O Tribunal de Justiça de Mato Grosso do Sul (TJMS) barrou uma tentativa da prefeitura de Cassilândia de cobrar R$ 1,46 milhão em impostos de uma empresa do setor agropecuário. A disputa jurídica começou após uma reorganização societária (cisão parcial com incorporação) entre as empresas Trecenta e Saccenti Agropecuária.
O município exigiu o pagamento do ITBI (Imposto sobre Transmissão de Bens Imóveis) sobre a transferência de ativos no valor total da operação. Para justificar a cobrança, a prefeitura utilizou um precedente do STF (Tema 796), que permite a taxação quando o valor dos bens supera o capital social da empresa. No entanto, a Justiça entendeu que o município aplicou a regra errada ao caso.

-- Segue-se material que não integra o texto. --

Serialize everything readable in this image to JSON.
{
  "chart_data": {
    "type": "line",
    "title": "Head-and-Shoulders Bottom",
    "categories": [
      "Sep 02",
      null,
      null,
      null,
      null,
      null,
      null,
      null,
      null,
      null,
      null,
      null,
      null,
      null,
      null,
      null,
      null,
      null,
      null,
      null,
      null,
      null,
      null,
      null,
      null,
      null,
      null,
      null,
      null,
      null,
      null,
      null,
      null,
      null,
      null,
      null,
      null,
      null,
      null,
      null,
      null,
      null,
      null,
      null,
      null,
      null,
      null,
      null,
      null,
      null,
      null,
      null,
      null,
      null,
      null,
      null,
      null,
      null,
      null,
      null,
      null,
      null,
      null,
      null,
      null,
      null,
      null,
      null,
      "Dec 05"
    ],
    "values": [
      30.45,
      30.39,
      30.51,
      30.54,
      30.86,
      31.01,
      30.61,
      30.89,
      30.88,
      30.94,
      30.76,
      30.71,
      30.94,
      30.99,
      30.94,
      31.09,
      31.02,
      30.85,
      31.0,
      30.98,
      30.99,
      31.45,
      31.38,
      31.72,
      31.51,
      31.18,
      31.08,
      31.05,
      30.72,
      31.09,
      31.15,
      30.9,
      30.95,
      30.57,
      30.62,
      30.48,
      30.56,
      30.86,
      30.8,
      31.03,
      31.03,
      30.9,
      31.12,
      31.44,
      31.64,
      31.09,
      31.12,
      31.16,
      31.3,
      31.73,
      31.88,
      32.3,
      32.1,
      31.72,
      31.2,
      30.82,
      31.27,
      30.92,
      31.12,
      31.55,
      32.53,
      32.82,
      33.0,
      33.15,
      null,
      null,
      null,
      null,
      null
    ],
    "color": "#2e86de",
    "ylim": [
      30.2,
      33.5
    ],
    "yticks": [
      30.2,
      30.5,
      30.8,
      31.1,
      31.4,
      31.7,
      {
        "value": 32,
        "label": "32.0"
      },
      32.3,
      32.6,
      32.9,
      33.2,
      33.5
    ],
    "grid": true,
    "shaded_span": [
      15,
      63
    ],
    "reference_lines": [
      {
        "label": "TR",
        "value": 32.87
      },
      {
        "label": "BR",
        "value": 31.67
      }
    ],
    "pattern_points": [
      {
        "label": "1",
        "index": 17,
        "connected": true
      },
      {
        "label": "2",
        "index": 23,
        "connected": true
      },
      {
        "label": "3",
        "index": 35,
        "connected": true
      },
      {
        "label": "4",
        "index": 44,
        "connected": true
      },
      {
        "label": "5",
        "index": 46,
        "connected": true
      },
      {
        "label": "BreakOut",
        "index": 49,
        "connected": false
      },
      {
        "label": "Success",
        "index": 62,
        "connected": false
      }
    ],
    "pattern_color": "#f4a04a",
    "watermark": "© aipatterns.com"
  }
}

A decisão, tomada de forma unânime pela 2ª Câmara Cível do TJMS, baseou-se em dois pontos principais: A Constituição Federal garante que não deve haver cobrança de ITBI em casos de cisão ou fusão de empresas. A única exceção seria se a empresa vivesse da compra, venda ou aluguel de imóveis, o que não é o caso de uma agropecuária; O município utilizou uma tabela de valores própria para definir o imposto. De acordo com o STJ (Tema 1113), o fisco deve aceitar o valor declarado pelo contribuinte como sendo o de mercado, a menos que abra um processo administrativo para provar o contrário.
A decisão reforça que a proteção garantida pela Constituição para reorganizações entre empresas é plena e não pode ser ignorada pelas prefeituras para aumentar a arrecadação.
Fonte: Conjur.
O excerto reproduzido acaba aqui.